Questions – Réponses

 

avec Maître Philippe KRIKORIAN

 WAN : Monsieur Philippe KALFAYAN avance dans son dernier article (http://www.huffingtonpost.fr/philippe-kalfayan) selon lesquelles les griefs d'inconstitutionnalité de la loi n°2001-70 du 29 Janvier 2001, pris isolément, seraient fondés.

Sur la constitutionnalité de la loi de 2001

« Ainsi, le Pr Chagnollaud serait heureux d'apprendre que ni les sénateurs, ni les députés, n'ont dans leurs saisines respectives contre la loi Boyer expressément soulevé le moyen d'inconstitutionnalité de la loi de 2001. Les allégations d'inconstitutionnalité de la loi de 2001, prise isolément, seraient fondées. En effet, la loi de reconnaissance du génocide arménien de 2001 est purement déclamatoire et n'a pas de portée normative. Le parlement ne peut qualifier juridiquement un génocide; il peut simplement en reconnaître politiquement son caractère notoire. »

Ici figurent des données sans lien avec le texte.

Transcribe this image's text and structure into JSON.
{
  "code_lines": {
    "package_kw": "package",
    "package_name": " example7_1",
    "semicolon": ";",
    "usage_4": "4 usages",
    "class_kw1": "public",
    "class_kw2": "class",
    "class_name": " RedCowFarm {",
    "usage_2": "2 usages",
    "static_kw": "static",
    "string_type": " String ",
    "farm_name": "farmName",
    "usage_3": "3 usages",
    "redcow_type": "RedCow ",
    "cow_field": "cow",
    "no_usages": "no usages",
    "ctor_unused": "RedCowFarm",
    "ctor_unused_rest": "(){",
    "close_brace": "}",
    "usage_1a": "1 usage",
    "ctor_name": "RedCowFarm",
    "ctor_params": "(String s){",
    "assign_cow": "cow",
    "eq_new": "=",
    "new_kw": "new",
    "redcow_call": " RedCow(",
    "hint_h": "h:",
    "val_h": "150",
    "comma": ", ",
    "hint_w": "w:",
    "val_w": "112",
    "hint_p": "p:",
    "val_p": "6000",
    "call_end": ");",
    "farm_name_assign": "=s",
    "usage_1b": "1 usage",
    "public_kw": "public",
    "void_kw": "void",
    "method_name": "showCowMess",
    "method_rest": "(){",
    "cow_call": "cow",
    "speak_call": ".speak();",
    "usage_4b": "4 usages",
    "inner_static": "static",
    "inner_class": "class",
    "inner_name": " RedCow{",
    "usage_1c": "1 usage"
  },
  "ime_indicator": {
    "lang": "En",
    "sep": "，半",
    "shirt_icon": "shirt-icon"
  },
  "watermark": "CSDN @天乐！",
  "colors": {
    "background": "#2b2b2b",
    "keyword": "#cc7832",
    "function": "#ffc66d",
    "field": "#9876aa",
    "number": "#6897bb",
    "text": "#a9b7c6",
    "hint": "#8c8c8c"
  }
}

Réponse de Maître Philippe KRIKORIAN :

Je ne puis, à cet égard, que m'inscrire en faux.

En effet, comme je l'ai établi à maintes reprises dans mes différents recours et publications, la loi par laquelle "La France reconnaît le génocide arménien de 1915" est parfaitement normative: elle établit juridiquement le fait imprescriptible, le qualifie de génocide, conformément au Code pénal et le rend opposable à toutes les personnes relevant de la juridiction de la France.

 L'invocation, ici, de l'article 69, § 6 du Statut de Rome ( Cour pénale internationale ) relatif aux faits "notoires" n'est pas pertinente puisque ce texte ne concerne que la preuve des faits de la compétence de la CPI ( génocides, crimes contre l'humanité, crimes de guerre ), qui auraient été commis à compter du 1er Juillet 2002, ce qui n'est pas le cas des faits de 1915 dont les auteurs disparus ne peuvent, aujourd'hui, être déférés devant aucune juridiction.

 Cependant, comme le juge la Cour internationale de justice (CIJ, 26 Février 2007, Affaire relative à l'application de la Convention pour la prévention et la répression du crime de génocide - Bosnie-Herzégovine c. Serbie-et-Monténégro, n°91, §§ 148 et 149, p. 56 ), "Le fait qu'une telle cour ou un tel tribunal n'existe pas ne signifie pas que les obligations n'existent pas. ( … )" (arrêt cité dans la requête en récusation du 04 Février 2012, p. 42/71). 

 Il est vrai que dans son arrêt du 12 Décembre 2007 le Tribunal fédéral suisse a reconnu que le Génocide Arménien faisait l'objet d'un consensus notamment scientifique.

 Cependant, le principe de légalité des délits et des peines nécessite, en France, que le délit consistant à contester l'existence d'un génocide soit suffisamment défini (qualités de prévisibilité et d'accessibilité de l’incrimination). Cela implique nécessairement que le crime contre l'humanité susceptible de négationnisme soit clairement identifié. Le critère de la reconnaissance par la loi satisfait  à cette exigence du procès équitable.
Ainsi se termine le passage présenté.